Wav2Vec2Model

class torchaudio.models.Wav2Vec2Model(feature_extractor: Module, encoder: Module, aux: Optional[Module] = None)[source]

Acoustic model used in wav2vec 2.0 [Baevski et al., 2020].

Note

To build the model, please use one of the factory functions.

Methods

Wav2Vec2Model.forward(waveforms: Tensor, lengths: Optional[Tensor] = None) → Tuple[Tensor, Optional[Tensor]][source]

Compute the sequence of probability distribution over labels.

Parameters:

waveforms (Tensor) – Audio tensor of shape (batch, frames).
lengths (Tensor or None, optional) – Indicates the valid length of each audio in the batch. Shape: (batch, ). When the waveforms contains audios with different durations, by providing lengths argument, the model will compute the corresponding valid output lengths and apply proper mask in transformer attention layer. If None, it is assumed that all the audio in waveforms have valid length. Default: None.

Returns:

Tensor: The sequences of probability distribution (in logit) over labels. Shape: (batch, frames, num labels).
Tensor or None: If lengths argument was provided, a Tensor of shape (batch, ) is returned. It indicates the valid length in time axis of the output Tensor.

Return type:

(Tensor, Optional[Tensor])

Wav2Vec2Model.extract_features(waveforms: Tensor, lengths: Optional[Tensor] = None, num_layers: Optional[int] = None) → Tuple[List[Tensor], Optional[Tensor]][source]
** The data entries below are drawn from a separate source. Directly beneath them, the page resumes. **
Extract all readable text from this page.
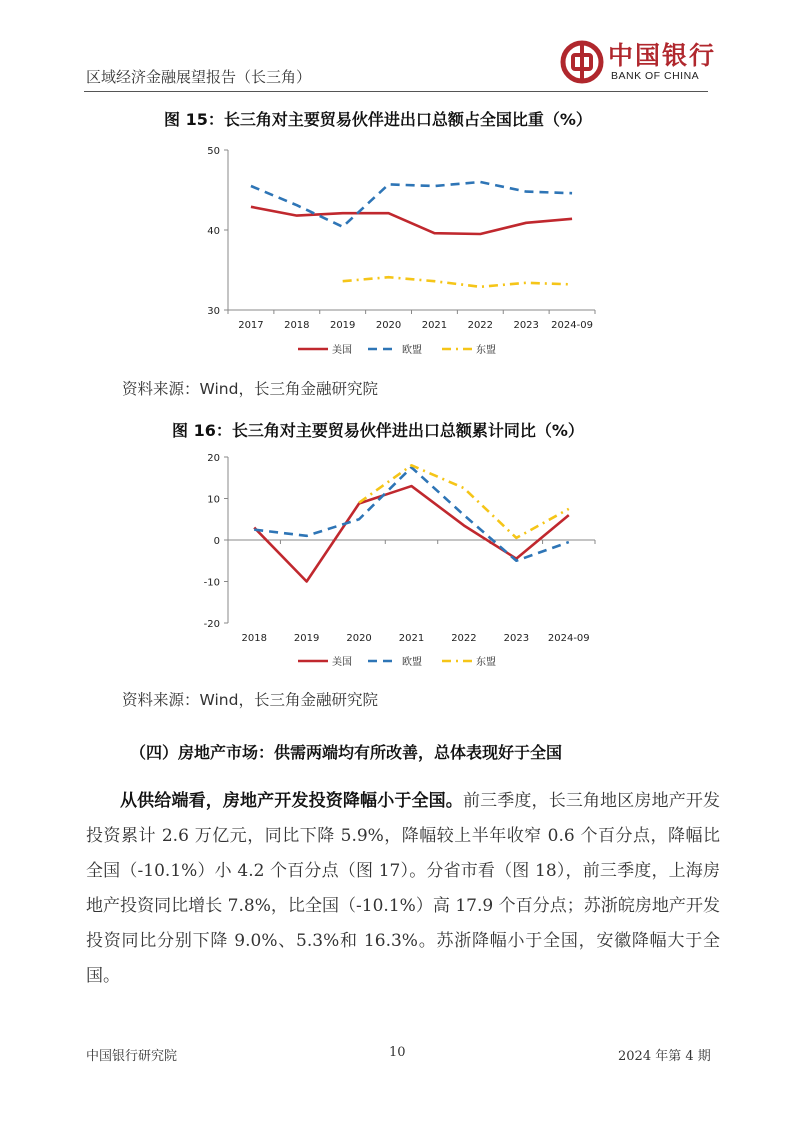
区域经济金融展望报告（长三角）
中国银行
BANK OF CHINA
图 15：长三角对主要贸易伙伴进出口总额占全国比重（%）
30
40
50
2017 2018 2019 2020 2021 2022 2023 2024-09
美国	欧盟	东盟
资料来源：Wind，长三角金融研究院
图 16：长三角对主要贸易伙伴进出口总额累计同比（%）
-20
-10
0
10
20
2018	2019	2020	2021	2022	2023 2024-09
美国	欧盟	东盟
资料来源：Wind，长三角金融研究院
（四）房地产市场：供需两端均有所改善，总体表现好于全国

从供给端看，房地产开发投资降幅小于全国。前三季度，长三角地区房地产开发投资累计 2.6 万亿元，同比下降 5.9%，降幅较上半年收窄 0.6 个百分点，降幅比全国（-10.1%）小 4.2 个百分点（图 17）。分省市看（图 18），前三季度，上海房地产投资同比增长 7.8%，比全国（-10.1%）高 17.9 个百分点；苏浙皖房地产开发投资同比分别下降 9.0%、5.3%和 16.3%。苏浙降幅小于全国，安徽降幅大于全国。

中国银行研究院	10	2024 年第 4 期
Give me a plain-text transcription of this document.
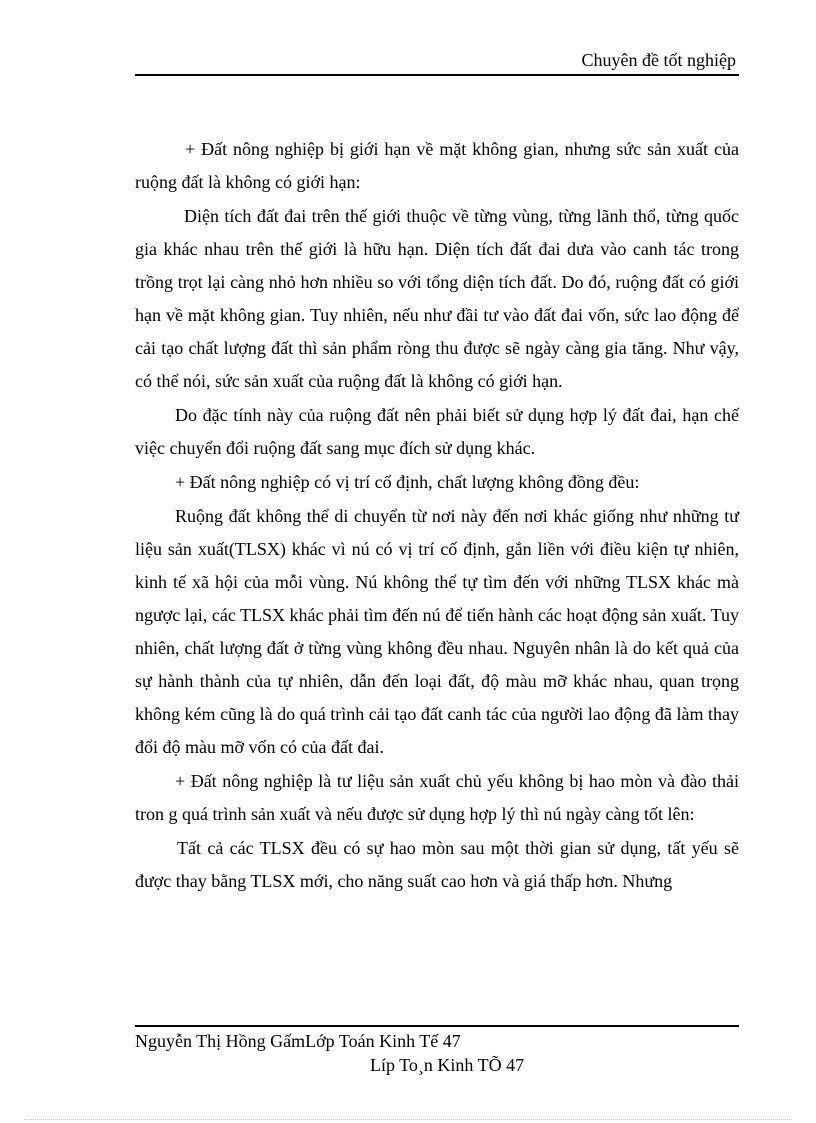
Chuyên đề tốt nghiệp

+ Đất nông nghiệp bị giới hạn về mặt không gian, nhưng sức sản xuất của ruộng đất là không có giới hạn:

Diện tích đất đai trên thế giới thuộc về từng vùng, từng lãnh thổ, từng quốc gia khác nhau trên thế giới là hữu hạn. Diện tích đất đai dưa vào canh tác trong trồng trọt lại càng nhỏ hơn nhiều so với tổng diện tích đất. Do đó, ruộng đất có giới hạn về mặt không gian. Tuy nhiên, nếu như đầi tư vào đất đai vốn, sức lao động để cải tạo chất lượng đất thì sản phẩm ròng thu được sẽ ngày càng gia tăng. Như vậy, có thể nói, sức sản xuất của ruộng đất là không có giới hạn.

Do đặc tính này của ruộng đất nên phải biết sử dụng hợp lý đất đai, hạn chế việc chuyển đổi ruộng đất sang mục đích sử dụng khác.

+ Đất nông nghiệp có vị trí cố định, chất lượng không đồng đều:

Ruộng đất không thể di chuyển từ nơi này đến nơi khác giống như những tư liệu sản xuất(TLSX) khác vì nú có vị trí cố định, gắn liền với điều kiện tự nhiên, kinh tế xã hội của mỗi vùng. Nú không thể tự tìm đến với những TLSX khác mà ngược lại, các TLSX khác phải tìm đến nú để tiến hành các hoạt động sản xuất. Tuy nhiên, chất lượng đất ở từng vùng không đều nhau. Nguyên nhân là do kết quả của sự hành thành của tự nhiên, dẫn đến loại đất, độ màu mỡ khác nhau, quan trọng không kém cũng là do quá trình cải tạo đất canh tác của người lao động đã làm thay đổi độ màu mỡ vốn có của đất đai.

+ Đất nông nghiệp là tư liệu sản xuất chủ yếu không bị hao mòn và đào thải tron g quá trình sản xuất và nếu được sử dụng hợp lý thì nú ngày càng tốt lên:

Tất cả các TLSX đều có sự hao mòn sau một thời gian sử dụng, tất yếu sẽ được thay bằng TLSX mới, cho năng suất cao hơn và giá thấp hơn. Nhưng

Nguyễn Thị Hồng GấmLớp Toán Kinh Tế 47
Líp To¸n Kinh TÕ 47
Extract feature vectors from raw waveforms

This returns the list of outputs from the intermediate layers of transformer block in encoder.

Parameters:

waveforms (Tensor) – Audio tensor of shape (batch, frames).
lengths (Tensor or None, optional) – Indicates the valid length of each audio in the batch. Shape: (batch, ). When the waveforms contains audios with different durations, by providing lengths argument, the model will compute the corresponding valid output lengths and apply proper mask in transformer attention layer. If None, it is assumed that the entire audio waveform length is valid.
num_layers (int or None, optional) – If given, limit the number of intermediate layers to go through. Providing 1 will stop the computation after going through one intermediate layers. If not given, the outputs from all the intermediate layers are returned.

Returns:

List of Tensors: Features from requested layers. Each Tensor is of shape: (batch, time frame, feature dimension)
Tensor or None: If lengths argument was provided, a Tensor of shape (batch, ) is returned. It indicates the valid length in time axis of each feature Tensor.

Return type:

(List[Tensor], Optional[Tensor])

`wav2vec2_model`	Builds custom `Wav2Vec2Model`.
`wav2vec2_base`	Builds "base" `Wav2Vec2Model` from wav2vec 2.0 [Baevski et al., 2020]
`wav2vec2_large`	Builds "large" `Wav2Vec2Model` from wav2vec 2.0 [Baevski et al., 2020]
`wav2vec2_large_lv60k`	Builds "large lv-60k" `Wav2Vec2Model` from wav2vec 2.0 [Baevski et al., 2020]
`hubert_base`	Builds "base" `HuBERT` from HuBERT [Hsu et al., 2021]
`hubert_large`	Builds "large" `HuBERT` from HuBERT [Hsu et al., 2021]
`hubert_xlarge`	Builds "extra large" `HuBERT` from HuBERT [Hsu et al., 2021]

`import_fairseq_model`	Builds `Wav2Vec2Model` from the corresponding model object of fairseq.
`import_huggingface_model`	Builds `Wav2Vec2Model` from the corresponding model object of Transformers.